Çünkü ne İslam Hukuku’nda ne de daha önceki hukuk sistemlerinde ‘hapsetmek’ bir ceza modeli değildir; cezası kesilene kadar uygulanan bir tedbirdir. 1700’lü yılların sonlarında Amerika/Pensilvanya bölgesinde aydınlanmacılar “Bedene ceza (kırbaç/el kesme/ata ters bindirme/idam/…) uygulamaya itiraz ederek Hıristiyan felsefesinin de; “Dünya, baştan çıkarıcıdır, insanları günaha zorlar, bizim kâmil olmamız için vicdanımızla baş başa kalacağımız bir tecride ihtiyacımız vardır” ilkesi ışığında ‘Penitence=Tövbe’ kökünden gelen ‘penitentiary’ ismiyle ilk hapishaneyi inşa ederler.
“Nedamete mahsus hapishane” ismiyle dilimize ve bir ceza modeli olarak da ‘hapsetme’ uygulaması bize 1850 yılından sonra gelir… Gelir de bir türlü derdimize derman olamaz…
Konunun tarihçesine kısaca değindikten sonra gelelim iaşesini ve güvenliğini bizim sağladığımız terör kamplarına…

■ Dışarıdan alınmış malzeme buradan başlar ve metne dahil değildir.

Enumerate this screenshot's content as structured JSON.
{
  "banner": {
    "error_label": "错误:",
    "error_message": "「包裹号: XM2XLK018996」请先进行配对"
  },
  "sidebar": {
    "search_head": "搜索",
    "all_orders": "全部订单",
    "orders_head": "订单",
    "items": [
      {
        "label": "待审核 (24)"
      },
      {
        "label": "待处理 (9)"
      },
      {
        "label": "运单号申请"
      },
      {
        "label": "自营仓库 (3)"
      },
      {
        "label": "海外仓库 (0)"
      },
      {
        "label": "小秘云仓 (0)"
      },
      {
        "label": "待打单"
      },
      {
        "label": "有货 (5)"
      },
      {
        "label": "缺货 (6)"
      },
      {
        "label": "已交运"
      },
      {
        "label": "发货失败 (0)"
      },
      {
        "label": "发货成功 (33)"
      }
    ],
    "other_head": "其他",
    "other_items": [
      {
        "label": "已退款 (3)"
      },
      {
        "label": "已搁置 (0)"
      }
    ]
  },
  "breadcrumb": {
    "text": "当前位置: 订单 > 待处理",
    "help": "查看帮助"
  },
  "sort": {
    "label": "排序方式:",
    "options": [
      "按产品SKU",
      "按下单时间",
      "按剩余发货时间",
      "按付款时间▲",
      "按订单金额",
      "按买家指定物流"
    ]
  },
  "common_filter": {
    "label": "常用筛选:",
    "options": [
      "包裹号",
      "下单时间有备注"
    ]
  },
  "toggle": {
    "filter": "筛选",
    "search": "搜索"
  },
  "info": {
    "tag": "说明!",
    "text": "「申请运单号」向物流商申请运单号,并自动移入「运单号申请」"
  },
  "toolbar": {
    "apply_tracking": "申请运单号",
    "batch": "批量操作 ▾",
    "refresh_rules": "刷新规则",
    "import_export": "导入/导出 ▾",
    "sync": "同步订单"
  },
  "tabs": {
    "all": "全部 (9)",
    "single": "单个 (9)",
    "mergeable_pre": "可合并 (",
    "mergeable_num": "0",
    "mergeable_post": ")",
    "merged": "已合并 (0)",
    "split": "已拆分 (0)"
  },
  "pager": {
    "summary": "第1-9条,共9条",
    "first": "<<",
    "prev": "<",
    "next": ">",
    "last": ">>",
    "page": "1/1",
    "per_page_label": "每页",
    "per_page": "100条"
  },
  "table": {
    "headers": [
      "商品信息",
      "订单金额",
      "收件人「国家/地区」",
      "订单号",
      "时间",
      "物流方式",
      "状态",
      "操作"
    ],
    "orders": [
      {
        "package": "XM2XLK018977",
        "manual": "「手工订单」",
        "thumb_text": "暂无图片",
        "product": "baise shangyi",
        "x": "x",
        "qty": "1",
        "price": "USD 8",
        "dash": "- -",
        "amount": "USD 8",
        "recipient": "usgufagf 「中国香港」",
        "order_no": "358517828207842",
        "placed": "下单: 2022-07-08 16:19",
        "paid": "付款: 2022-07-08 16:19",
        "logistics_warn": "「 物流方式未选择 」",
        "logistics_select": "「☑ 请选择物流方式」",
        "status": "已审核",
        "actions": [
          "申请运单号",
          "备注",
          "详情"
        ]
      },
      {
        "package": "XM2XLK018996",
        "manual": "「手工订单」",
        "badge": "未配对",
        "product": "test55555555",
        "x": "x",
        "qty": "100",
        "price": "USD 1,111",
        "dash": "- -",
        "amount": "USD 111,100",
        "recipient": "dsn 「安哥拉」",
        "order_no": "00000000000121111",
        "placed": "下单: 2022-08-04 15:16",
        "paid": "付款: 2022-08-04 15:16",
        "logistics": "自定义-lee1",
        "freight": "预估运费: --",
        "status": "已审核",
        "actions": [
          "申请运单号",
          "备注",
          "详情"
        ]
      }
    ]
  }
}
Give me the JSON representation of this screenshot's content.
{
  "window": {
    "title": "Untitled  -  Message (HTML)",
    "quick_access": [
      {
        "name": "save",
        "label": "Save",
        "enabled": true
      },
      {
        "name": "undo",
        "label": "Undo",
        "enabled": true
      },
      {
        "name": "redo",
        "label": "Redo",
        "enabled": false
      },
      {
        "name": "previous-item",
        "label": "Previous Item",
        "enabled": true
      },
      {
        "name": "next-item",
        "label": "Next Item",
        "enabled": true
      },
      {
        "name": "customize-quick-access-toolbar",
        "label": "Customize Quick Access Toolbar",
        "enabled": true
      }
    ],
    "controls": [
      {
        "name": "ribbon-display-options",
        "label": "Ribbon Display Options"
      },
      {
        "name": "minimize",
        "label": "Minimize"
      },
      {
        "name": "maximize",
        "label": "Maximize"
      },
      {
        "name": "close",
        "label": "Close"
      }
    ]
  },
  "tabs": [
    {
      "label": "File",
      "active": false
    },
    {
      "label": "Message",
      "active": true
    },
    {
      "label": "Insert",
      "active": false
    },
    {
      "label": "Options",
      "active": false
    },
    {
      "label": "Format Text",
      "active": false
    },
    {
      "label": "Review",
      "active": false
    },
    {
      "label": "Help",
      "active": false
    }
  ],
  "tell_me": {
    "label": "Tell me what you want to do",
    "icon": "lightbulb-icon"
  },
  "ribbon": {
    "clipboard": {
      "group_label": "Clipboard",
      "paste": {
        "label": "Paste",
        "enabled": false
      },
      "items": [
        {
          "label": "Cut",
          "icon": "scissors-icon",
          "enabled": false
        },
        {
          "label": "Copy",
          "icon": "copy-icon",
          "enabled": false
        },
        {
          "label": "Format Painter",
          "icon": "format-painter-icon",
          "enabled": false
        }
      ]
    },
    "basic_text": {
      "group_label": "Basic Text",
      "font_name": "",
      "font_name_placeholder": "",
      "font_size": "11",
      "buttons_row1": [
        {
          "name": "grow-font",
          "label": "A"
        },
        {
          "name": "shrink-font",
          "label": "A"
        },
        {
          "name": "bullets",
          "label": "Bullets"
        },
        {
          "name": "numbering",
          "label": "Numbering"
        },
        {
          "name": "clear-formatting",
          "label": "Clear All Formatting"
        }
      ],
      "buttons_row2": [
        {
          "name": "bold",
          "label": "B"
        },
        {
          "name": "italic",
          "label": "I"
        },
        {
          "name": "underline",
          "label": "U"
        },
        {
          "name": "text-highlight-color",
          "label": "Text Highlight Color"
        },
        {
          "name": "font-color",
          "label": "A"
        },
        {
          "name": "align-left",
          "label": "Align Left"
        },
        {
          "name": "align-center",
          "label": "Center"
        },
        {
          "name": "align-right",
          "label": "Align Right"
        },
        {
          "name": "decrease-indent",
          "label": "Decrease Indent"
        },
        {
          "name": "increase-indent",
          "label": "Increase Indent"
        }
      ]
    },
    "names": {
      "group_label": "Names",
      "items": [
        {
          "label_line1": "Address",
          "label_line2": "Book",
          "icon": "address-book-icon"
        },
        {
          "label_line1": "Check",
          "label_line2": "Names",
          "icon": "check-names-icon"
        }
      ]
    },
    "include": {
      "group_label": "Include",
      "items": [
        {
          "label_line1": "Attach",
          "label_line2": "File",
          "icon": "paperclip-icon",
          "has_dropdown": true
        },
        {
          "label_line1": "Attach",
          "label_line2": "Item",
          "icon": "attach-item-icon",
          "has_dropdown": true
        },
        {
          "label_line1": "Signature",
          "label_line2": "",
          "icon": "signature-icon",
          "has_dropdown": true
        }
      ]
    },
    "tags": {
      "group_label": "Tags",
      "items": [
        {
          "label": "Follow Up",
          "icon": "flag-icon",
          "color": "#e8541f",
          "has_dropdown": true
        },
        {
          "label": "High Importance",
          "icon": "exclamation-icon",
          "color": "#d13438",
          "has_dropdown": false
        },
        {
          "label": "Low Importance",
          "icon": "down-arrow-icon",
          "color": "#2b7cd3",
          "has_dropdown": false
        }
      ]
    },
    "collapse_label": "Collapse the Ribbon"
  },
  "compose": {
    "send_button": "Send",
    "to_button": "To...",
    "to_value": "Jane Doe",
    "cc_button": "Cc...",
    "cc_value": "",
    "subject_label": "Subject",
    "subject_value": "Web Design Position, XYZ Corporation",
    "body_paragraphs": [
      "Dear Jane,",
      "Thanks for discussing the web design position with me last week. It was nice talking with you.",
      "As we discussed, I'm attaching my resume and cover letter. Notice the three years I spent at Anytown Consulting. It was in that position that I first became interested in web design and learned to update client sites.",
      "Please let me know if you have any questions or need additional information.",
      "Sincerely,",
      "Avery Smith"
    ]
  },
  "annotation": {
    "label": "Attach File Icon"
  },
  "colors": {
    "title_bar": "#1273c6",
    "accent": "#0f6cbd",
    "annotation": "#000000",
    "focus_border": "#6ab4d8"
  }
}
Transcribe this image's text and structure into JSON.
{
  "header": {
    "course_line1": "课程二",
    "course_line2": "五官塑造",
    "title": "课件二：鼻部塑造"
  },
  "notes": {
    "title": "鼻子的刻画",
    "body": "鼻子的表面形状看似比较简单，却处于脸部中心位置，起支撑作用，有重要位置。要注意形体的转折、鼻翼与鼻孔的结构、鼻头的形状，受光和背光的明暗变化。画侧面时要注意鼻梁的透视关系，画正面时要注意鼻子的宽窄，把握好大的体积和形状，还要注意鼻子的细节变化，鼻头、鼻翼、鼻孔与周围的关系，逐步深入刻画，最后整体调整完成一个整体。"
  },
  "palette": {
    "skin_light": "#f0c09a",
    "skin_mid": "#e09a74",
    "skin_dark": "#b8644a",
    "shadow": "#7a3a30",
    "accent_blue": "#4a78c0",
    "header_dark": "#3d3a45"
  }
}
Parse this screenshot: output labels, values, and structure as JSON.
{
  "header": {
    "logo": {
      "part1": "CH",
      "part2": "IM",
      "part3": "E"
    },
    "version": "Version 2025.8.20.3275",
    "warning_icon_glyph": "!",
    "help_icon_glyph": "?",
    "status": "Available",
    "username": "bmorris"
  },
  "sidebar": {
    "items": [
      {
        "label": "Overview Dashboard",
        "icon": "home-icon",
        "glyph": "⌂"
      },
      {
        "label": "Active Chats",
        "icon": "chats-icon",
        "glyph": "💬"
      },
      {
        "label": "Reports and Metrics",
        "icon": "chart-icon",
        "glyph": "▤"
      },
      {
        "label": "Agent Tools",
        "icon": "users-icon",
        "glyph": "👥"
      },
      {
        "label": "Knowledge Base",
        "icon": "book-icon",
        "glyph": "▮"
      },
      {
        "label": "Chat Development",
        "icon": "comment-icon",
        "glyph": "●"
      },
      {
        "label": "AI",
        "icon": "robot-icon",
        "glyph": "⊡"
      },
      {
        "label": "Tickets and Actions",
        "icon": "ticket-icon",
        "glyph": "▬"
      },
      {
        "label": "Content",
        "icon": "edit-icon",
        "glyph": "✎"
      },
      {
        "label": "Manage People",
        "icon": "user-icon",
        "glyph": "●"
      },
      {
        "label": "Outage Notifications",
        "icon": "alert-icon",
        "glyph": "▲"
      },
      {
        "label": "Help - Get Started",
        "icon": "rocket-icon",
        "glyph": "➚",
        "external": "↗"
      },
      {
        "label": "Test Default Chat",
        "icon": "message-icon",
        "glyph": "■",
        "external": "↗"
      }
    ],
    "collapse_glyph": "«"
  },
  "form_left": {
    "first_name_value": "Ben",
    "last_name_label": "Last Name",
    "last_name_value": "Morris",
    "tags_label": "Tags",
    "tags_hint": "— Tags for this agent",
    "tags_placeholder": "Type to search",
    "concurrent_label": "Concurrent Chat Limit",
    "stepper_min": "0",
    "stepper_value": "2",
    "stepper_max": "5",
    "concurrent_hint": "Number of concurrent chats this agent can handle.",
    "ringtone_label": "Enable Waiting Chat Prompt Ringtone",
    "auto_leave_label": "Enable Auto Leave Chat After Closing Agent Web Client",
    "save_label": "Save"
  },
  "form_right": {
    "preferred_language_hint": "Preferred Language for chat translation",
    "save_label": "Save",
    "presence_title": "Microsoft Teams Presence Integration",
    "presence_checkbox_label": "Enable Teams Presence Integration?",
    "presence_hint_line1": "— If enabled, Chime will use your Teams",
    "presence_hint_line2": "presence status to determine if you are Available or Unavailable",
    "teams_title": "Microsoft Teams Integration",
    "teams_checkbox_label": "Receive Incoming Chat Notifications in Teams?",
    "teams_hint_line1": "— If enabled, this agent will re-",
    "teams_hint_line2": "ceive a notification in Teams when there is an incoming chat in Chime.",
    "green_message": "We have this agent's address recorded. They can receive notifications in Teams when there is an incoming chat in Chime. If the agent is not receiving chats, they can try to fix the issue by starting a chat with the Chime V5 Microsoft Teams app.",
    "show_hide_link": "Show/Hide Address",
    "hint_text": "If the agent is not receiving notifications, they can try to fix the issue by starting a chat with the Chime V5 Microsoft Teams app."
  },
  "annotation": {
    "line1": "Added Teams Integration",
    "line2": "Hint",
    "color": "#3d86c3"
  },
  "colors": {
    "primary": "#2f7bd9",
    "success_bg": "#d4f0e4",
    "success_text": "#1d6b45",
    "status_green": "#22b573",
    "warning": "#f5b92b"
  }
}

Malumunuz herkesin kabul ettiği; 12 Eylül Askeri Darbesi ve PKK’yı konuşurken dilinden eksik etmediği bir cümledir “PKK, Diyarbakır Cezaevi’nde kuruldu; Diyarbakır Cezaevi PKK’ya eleman yetiştirdi”…
Yetkililer sağ olsun tahammül edilemeyen acılara sahne olmuş Diyarbakır Cezaevi ‘binasını’ müzeye çevirdi ama maalesef terör örgütlerinin değirmenine su taşıyan cezaevi ‘düzenini’ müzelik yapmadı…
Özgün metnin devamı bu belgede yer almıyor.